Amendment moved— Page 5, line 28, leave out ("May") and insert ("October").—(Lord Teynham.)

LORD MACDONALD OF GWAENYSGOR

The noble Lord, Lord Teynham, has quite rightly appreciated the purpose of this clause. He used rather a strong term, "dishonest," in respect of possible claimants, but perhaps it was not too strong. We are aware that there may be some people in the country who, seeking to take advantage of what is provided in the Bill, will get something done to their houses at the earliest opportunity, have it covered up, and then make a claim against the National Coal Board at a time when it could not be ascertained what had been done and what was the cause of the alleged damage.

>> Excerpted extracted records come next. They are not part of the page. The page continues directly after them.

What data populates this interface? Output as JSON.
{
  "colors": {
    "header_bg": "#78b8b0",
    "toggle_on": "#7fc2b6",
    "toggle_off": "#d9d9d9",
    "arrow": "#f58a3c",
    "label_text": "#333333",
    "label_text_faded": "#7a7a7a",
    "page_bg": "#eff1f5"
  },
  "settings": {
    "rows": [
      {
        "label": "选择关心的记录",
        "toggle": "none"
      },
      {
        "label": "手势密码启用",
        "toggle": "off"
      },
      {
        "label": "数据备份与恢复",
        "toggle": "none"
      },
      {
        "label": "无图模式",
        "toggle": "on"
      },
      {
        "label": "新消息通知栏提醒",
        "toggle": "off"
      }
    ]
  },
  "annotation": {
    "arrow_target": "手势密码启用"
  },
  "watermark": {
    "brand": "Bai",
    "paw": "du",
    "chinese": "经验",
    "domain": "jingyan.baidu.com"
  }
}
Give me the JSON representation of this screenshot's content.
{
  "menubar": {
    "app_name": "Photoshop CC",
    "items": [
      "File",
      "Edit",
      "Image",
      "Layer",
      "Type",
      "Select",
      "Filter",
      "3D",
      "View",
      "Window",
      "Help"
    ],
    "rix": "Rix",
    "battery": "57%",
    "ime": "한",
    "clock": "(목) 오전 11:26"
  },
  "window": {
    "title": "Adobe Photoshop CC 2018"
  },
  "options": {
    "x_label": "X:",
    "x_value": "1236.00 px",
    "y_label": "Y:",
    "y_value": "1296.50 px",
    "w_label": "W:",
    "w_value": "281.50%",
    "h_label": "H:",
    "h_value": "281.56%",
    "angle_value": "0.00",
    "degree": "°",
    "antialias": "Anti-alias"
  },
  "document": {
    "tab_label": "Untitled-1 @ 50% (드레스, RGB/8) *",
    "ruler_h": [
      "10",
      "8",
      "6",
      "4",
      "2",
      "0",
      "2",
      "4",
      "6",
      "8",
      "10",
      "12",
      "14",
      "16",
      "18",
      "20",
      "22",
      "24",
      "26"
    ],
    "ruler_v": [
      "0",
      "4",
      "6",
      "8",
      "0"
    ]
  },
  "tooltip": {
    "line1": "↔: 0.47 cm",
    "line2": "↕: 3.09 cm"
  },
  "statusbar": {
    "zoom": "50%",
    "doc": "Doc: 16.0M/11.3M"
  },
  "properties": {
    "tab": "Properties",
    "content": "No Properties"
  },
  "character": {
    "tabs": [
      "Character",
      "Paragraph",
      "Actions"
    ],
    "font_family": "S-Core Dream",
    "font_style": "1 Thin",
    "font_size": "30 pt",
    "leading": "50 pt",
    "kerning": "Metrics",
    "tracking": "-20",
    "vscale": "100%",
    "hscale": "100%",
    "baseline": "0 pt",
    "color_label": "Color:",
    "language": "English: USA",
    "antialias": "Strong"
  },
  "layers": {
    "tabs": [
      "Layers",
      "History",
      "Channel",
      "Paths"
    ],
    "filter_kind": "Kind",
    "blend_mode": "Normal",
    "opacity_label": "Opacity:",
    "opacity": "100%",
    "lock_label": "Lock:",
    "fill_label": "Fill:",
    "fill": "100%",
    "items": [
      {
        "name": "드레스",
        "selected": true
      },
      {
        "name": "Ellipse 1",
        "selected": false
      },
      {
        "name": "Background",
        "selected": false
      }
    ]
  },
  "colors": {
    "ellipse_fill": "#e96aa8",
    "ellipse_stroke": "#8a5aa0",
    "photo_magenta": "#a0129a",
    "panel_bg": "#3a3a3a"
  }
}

I agree with the noble Lord in what he has said about the effect of this clause. It is certainly most desirable that people should be fully aware of the Bill and its contents in sufficient time, and may I say quite frankly that I think a big effort has been made to let people know of its contents. Press notices were issued on publication of the Bill on April 6, and immediately after the Second Reading debate in another place on April 25—which was immediately before the operative date, May 1. Special attention was called on each occasion to the importance of the date. Good publicity was given in fifty national and local newspapers and six technical journals. There were also two B.B.C. broadcasts.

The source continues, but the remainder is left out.